Seein' In: visualizing convolutional neural networks (http://cse512-15s.github.io/fp-tws10/)
Seein' In has only been tested to run on Ubuntu 14.04.
Seein' In requires the following software:
Pangolin - specifically from this fork (https://github.com/tschmidt23/Pangolin) to ensure the GUI is layed out correctly.
caffe - https://github.com/BVLC/caffe
freetype - sudo apt-get install libfreetype6-dev
fontconfig - sudo apt-get install libfontconfig1-dev
CUDA - https://developer.nvidia.com/cuda-downloads
mkdir build
cd build
cmake -DCAFFE_ROOT={path_to_caffe}
make
To run the MNIST example (from examples/seeinInMNIST), you will need to acquire the data from http://yann.lecun.com/exdb/mnist/. Specifically, the executable will look for the data in the following files:
../data/mnist/train-images-idx3-ubyte ../data/mnist/train-labels-idx1-ubyte
These are both relative to the directory the executable is run from (by default, the build/ directory). These files can be links if they live elsewhere.
A significant portion of the development time was spent simply grappling with the scale of the data, and as an end result there are a number of tricks happening behind the scenes. When the embedding view is focused on a 500-dimensinal layer, for example, there are 250,000 pairs of scatter plots, each with 10,000 images to be plotted. The first trick is to limit the degree to which a user can zoom out. The threshold is set to a reasonably high level beyond which the user would likely not be able to see anything anyway. Then, a quick computation reveals which scatter plots are on screen at any given time and only those are drawn. However, at the highest zoom level, this could still be hundreds of scatter plots.

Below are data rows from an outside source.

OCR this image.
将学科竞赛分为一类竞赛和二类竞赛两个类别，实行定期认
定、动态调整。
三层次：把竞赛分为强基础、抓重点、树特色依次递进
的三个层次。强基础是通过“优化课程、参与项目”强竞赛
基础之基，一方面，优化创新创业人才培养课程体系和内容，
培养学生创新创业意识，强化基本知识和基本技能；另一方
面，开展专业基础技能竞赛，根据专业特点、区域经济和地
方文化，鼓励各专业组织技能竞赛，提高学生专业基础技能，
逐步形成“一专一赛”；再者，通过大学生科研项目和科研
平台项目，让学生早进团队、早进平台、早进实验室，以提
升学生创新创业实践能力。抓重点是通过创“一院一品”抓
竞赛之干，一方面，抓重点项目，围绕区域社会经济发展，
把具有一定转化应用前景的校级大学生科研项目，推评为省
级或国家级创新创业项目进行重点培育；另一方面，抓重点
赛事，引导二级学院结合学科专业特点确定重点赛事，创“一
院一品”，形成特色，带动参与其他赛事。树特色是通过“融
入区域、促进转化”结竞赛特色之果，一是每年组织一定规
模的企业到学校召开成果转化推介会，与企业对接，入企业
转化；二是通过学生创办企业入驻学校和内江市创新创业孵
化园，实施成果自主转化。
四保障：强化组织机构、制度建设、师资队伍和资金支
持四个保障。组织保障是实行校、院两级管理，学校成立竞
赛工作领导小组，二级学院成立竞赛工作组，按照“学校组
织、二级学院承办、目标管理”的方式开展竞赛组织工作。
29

The next problem was that when passing vertex data to OpenGL, the vertex coordinate must be contiguous in memory. That is, the array must contain the x coordinate of the first point, followed by the y coordinate of the first point, followed by the x coordiante of the second point and so on. However, storing this would require a prohibitively large amount of memory and recomputing it every frame would be too slow. To get around this, I instead separate out the data into D vectors of length 10,000 (for D-dimensional data), one for each dimension. When drawing a scatter plot, I bind the appropriate vectors to custom attributes defined separately for the x coordinate and the y coordinate. I then render an empty array of the appropriate size, and use a GLSL shader to swap in the attributes for the vertex coordinates.
Finally, in the end I simply have to limit the amount of points that get rendered to the screen. There is a simple threshold defined, and a simple computation of the number of scatter plots in view determines how many points are allocated to each plot. Because the data is shuffled and there is a lot of overlap between points, the result is visually identical to drawing all points at high zoom levels. As you zoom in, more and more points are added seamlessly (it can't even be detected). With all these tricks I am able maintain interactive framerates even with the massive scale of the data and the display thereof.